Морин заглянула в камин, поворошила угли кочергой – и хмыкнула:

– Ой, не всё сгорело! Глянь, сколько там золота лежит – старые монетки, такие при моей бабке чеканили… Ты не бойся, смотри, оно теперь чистое.

Услышав о золоте, Айвор тут же сунулся к камину, начал ворошить угли и золу прямо голой рукой и, к удивлению Киллиана, вскоре действительно накидал на пол перед решёткой десятка два кругляшей, толстеньких и блестящих. Морин тут же разделила их на две неровные кучки и большую подвинула к себе кочергой:

– Это моё! – заявила колдунья решительно. – Сойдёт за плату, в счёт долга, – подмигнула она Киллиану и подтолкнула к Айвору три оставшиеся монетки: – А этого тебе хватит.

– Так мало? – разочарованно протянул фейри, и Морин, фыркнув, стукнула его по руке кочергой, выбивая ещё одну монетку из рукава. – Ну, ладно, ладно, уговорила. Деньги эти и впрямь сейчас редки. Я даже знаю, у кого можно поспрашивать о них.

– Думаю, что нужно сначала вернуться туда, где вы меня нашли, – вклинился в разговор Киллиан. – Я огляжусь по сторонам и наверняка чего-нибудь вспомню… Айвор, а давай прямо сейчас пойдём?

Фейри закатил глаза.

– Вечером? Через полгорода?

– Ну да.

– Зная, что колдуньи и злые духи к ночи получают наибольшую силу?

– О, значит, и у тебя силы возрастут? – искренне обрадовался Киллиан. Нив хихикнула ему в плечо.

– Что значит «и у меня тоже»? – возмутился Айвор. – Вот она, человечья неблагодарность!

– Значит, ты согласен? Если не хочешь, я могу и один пойти…

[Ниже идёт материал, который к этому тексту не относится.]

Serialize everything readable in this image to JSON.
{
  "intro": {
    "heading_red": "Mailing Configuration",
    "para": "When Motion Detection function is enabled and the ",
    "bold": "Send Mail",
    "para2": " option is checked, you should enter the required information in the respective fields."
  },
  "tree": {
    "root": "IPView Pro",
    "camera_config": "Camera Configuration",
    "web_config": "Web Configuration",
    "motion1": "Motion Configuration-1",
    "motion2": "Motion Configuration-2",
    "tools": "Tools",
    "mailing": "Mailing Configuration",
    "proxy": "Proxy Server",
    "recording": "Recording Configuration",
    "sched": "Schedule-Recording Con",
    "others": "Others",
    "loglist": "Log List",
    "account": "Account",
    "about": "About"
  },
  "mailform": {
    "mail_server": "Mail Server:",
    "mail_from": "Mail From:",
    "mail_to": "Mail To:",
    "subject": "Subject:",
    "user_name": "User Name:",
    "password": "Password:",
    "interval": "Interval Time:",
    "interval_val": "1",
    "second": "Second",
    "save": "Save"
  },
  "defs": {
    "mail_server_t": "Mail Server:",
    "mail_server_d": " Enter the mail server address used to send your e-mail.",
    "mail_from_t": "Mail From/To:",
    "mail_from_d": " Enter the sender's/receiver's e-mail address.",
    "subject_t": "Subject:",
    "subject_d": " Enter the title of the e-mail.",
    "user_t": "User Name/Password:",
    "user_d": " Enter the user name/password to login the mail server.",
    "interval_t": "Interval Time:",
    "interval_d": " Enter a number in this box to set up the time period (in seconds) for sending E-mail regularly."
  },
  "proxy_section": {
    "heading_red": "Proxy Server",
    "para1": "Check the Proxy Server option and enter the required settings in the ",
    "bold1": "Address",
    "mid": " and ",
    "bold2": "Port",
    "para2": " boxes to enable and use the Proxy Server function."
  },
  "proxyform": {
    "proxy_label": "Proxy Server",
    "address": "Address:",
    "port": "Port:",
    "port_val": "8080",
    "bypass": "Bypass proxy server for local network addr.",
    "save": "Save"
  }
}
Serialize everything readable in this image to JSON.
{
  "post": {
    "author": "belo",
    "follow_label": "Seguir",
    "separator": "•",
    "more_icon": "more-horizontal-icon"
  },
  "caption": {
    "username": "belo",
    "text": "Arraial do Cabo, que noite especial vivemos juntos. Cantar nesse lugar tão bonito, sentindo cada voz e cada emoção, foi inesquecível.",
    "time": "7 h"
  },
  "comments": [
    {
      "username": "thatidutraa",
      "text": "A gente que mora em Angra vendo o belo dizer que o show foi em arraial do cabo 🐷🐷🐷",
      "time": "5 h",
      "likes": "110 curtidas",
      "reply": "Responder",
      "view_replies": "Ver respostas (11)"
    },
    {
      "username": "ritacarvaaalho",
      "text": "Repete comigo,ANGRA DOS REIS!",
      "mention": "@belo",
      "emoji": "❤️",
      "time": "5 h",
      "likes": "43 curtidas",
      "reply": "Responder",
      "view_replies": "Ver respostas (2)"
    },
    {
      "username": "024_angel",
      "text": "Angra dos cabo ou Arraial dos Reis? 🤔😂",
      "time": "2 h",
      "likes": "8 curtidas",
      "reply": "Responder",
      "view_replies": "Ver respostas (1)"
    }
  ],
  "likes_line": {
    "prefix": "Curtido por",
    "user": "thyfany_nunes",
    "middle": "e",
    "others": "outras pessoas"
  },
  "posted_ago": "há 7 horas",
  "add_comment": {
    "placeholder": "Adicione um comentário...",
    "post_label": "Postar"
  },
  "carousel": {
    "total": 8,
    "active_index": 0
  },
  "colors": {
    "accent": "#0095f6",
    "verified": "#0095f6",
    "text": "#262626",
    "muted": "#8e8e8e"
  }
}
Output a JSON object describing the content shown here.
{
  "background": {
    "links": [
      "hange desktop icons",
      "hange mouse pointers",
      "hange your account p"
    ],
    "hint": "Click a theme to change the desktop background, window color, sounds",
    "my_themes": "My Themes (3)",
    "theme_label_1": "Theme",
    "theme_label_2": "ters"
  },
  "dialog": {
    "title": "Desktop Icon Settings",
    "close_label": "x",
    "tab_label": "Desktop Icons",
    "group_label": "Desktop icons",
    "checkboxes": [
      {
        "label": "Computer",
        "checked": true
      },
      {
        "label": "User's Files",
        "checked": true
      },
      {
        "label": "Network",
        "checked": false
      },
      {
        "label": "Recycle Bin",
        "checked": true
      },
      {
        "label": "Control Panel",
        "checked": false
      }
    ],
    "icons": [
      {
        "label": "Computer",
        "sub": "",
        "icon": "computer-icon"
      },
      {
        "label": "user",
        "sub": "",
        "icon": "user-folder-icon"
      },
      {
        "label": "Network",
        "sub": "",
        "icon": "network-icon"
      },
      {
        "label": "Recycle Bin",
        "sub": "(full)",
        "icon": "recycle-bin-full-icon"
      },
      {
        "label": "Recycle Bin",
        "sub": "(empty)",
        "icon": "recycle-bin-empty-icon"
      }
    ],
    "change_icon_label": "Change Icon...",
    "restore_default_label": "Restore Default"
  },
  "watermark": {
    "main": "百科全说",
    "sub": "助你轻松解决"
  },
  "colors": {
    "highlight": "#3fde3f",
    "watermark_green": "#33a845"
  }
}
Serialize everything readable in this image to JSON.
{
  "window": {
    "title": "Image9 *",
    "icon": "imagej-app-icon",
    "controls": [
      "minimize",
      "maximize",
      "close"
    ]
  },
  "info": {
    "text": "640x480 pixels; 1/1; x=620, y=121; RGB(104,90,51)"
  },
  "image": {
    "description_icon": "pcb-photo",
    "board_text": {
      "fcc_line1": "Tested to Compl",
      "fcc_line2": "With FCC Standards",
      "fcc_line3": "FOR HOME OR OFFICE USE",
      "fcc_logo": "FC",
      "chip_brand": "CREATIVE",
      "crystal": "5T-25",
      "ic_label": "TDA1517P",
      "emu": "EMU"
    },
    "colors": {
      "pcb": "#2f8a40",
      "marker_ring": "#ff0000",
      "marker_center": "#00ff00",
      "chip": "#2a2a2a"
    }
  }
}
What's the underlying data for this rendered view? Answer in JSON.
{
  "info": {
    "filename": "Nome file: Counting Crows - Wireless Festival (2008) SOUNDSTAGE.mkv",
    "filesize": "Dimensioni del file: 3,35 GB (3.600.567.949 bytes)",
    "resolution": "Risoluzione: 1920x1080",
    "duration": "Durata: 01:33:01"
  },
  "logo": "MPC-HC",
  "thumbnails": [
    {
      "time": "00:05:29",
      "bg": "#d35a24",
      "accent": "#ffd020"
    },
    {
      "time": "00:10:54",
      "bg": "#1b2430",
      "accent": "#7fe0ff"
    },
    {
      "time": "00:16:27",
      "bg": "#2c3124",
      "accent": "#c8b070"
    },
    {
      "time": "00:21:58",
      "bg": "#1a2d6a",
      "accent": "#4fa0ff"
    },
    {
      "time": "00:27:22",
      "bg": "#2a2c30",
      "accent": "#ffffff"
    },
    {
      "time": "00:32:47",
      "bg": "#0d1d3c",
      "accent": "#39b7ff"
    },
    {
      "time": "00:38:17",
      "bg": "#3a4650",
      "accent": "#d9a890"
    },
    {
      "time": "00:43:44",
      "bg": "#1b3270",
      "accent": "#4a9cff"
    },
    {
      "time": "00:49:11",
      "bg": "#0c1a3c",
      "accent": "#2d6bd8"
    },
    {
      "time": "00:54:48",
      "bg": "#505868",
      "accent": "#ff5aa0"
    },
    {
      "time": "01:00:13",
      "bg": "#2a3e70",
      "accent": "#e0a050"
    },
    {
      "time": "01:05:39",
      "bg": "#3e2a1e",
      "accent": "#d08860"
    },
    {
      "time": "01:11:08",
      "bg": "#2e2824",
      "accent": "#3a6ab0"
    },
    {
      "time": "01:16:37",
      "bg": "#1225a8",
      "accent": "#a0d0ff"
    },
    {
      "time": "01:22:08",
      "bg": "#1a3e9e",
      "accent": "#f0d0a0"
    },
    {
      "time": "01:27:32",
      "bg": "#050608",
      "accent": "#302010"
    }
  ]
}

– Нет уж, бессовестный мой друг, – не на шутку рассердился Айвор и нахмурился. Одолженный сюртук воинственно встопорщил воротник – и резко вывернул рукава, заставляя Киллиана крепко-накрепко обнять самого себя. – И прикуси-ка язык, сквернословием тебе меня не переубедить. Морин, милая, можно у тебя это позаимствовать? – галантно поклонился он колдунье, указывая на шаль, пока Киллиан дрыгал ногами, пытаясь вывернуться из сюртука. Бесполезно – только полы сильнее задирались, заставляя Нив заливаться жарким румянцем. – Вот спасибо. Нив, оборачивайся – повезём нашего героя домой.

И, укутав Киллиана огромной, как простыня, жаркой шалью, Айвор взвалил его себе на плечо и вслед за келпи вышел из дома, напоследок звучно чмокнув Морин в губы.

Колдунья вздохнула, трепеща ресницами, и тихим просьбам Киллиана о помощи не вняла.


Только оказавшись дома, Киллиан понял, насколько устал. Стоило Айвору наконец поставить его на пол и отозвать хищный сюртук, как ноги подкосились, и даже пушистая шаль Морин не смягчила позорного падения. Фейри обидно хмыкнул, затянул двери и окна тисовыми лозами и ушёл в спальню, оставив компаньона на руках у причитающей Нив. Келпи, ворча и поминая неугомонного «батяню», приволокла здоровенную лохань с речной водой, затем принесла на вытянутых руках ведро кипятка с плиты. С точки зрения Киллиана, даже после этого купальня получилась холодноватая, но его мнения как раз никто не спрашивал – макнули, как котёнка, с головой, а потом пихнули в руки брусок душистого розового мыла и приказали «ни в коем случае не утопнуть».